In the original Meters' track, Modeliste's fill plays point/counterpoint with the guitar, a short, rhythmic back-and-forth. Here, producer Harrison takes away almost all of the guitar, leaving mainly just the drum track, and the result is not only funky, but it's also primal. Its primarily (pun only slightly intended) the only instrument on the track, and this nakedness gives it energy, provides it with a fury, an attack, a power often found in African or Native American (more the former than the latter on this track) tribal drumming. With drumming this powerful, what else is needed? Amerie's vocals--and they're good, too, all breathless and urgent and high-pitched, the latter bringing a balanced counterpoint to the bass-y sound of the drums--are just gravy. Gravy's good, mind you, but what's essential is that biscuit. It's what provides the sustenance, the energy to move. The singing's just music, though; it's not drumming.
*I was also soon to notice that "our" signature sound--Stubblefield's "Funky Drummer" lick--was also the signature sound sampled on about two dozen-or-so early rap records. Purely coincidental. Promise.
**That trombone player prompted our band director's second most-quoted phrase. We were on our way back from some football game, and the trombone player took a slice of cucumber and threw it to the front of the bus, and the slice hit Mr. B____ in the back of the head. Mr. B____ then turned around, all red and puffed up, and shouted, "Alright you buncha morons! Who--threw--the PICKle?"

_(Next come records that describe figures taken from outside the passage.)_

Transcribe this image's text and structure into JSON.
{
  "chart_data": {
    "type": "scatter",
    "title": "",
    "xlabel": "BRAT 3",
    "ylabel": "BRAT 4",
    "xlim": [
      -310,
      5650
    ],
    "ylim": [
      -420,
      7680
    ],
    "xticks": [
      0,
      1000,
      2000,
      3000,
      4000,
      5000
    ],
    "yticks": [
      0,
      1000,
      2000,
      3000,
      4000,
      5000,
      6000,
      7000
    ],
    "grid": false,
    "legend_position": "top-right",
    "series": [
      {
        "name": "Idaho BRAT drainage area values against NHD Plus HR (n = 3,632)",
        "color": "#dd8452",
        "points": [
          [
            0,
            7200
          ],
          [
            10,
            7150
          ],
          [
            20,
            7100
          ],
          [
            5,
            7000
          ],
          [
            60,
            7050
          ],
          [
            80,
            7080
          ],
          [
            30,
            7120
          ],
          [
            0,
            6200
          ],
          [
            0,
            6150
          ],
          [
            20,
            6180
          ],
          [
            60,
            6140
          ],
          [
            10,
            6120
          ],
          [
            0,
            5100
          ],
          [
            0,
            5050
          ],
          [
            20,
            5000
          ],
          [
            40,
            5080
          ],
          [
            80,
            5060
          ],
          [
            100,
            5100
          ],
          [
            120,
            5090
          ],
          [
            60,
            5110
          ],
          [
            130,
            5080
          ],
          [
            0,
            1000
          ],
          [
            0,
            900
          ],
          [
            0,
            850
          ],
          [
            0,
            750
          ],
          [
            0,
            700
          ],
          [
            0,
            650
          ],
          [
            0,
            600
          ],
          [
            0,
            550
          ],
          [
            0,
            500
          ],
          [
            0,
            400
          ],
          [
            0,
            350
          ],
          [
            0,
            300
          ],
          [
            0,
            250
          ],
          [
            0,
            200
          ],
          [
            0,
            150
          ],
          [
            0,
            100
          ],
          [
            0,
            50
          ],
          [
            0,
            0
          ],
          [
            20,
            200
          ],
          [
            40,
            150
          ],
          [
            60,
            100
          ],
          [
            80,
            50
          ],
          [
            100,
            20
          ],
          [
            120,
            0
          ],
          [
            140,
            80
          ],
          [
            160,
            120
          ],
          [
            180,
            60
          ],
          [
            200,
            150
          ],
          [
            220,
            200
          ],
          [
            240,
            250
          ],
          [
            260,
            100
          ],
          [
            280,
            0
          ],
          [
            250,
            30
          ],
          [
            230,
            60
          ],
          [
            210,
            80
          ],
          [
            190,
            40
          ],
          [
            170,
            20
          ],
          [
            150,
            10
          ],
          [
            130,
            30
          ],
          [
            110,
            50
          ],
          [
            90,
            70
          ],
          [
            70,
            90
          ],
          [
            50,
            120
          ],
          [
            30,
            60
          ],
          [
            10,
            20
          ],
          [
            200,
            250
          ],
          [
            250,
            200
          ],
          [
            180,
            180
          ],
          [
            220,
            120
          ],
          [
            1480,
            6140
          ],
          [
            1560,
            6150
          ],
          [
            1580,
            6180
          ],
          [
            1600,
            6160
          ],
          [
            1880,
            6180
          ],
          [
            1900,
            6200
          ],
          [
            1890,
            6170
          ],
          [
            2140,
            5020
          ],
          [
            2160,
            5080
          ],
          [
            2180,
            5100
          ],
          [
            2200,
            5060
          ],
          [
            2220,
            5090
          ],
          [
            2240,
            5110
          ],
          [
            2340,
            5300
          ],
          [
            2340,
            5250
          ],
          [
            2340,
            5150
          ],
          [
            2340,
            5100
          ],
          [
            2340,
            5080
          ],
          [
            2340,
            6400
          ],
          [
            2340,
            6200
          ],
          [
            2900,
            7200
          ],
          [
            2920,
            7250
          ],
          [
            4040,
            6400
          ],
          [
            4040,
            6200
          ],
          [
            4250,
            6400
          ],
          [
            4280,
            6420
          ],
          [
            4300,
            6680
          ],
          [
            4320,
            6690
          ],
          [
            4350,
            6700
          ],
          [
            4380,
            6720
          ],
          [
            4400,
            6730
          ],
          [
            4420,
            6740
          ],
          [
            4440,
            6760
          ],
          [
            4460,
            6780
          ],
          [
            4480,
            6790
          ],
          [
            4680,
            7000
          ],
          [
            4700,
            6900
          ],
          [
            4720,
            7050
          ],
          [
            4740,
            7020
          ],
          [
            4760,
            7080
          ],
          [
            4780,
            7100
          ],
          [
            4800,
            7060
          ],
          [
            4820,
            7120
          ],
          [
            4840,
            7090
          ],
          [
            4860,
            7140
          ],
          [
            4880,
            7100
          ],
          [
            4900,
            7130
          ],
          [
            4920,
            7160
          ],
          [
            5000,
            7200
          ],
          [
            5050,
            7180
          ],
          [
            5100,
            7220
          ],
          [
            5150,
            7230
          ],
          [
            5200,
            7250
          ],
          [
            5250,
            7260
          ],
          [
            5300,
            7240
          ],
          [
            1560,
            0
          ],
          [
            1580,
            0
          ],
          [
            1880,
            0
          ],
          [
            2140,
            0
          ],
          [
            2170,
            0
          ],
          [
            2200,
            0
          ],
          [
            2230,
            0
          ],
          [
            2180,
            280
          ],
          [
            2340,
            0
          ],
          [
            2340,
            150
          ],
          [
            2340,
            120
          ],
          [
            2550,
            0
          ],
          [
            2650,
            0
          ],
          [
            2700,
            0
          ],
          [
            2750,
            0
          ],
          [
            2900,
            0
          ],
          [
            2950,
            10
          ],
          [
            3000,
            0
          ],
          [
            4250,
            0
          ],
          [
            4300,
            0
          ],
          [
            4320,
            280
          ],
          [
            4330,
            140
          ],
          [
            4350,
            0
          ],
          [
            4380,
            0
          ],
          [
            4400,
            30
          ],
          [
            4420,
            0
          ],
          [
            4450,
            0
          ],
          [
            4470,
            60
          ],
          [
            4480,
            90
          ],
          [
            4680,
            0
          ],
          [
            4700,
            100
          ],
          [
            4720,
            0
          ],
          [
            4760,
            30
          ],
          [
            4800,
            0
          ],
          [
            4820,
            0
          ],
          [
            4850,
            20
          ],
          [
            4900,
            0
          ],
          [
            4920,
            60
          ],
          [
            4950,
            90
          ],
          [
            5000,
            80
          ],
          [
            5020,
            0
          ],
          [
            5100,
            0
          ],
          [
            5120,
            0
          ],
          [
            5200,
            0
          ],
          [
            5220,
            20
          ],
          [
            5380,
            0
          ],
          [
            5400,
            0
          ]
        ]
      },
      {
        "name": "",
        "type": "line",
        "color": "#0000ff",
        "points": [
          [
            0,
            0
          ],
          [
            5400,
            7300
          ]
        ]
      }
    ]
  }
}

***Earl Palmer (who died last year at 89) was a drummer. Prolific, dexterous, singular, and innovative, Palmer was not only an important drummer, he was an important musician, one of the most important ones of 20th century popular music. It's past two o' clock in the morning now, so I'm too sleepy, and I don't have time now to share with you all his accomplisments. Suffice it to say, that one day--in the next five years, if I'm still around--I'm going to compose a list of the most important drummers in 20th century popular music. And on that list, you'll find Earl Palmer. And you'll find him on top. #1. Bar none.
*****Most early (1960s and earlier) R&B drummers were jazz drummers, first.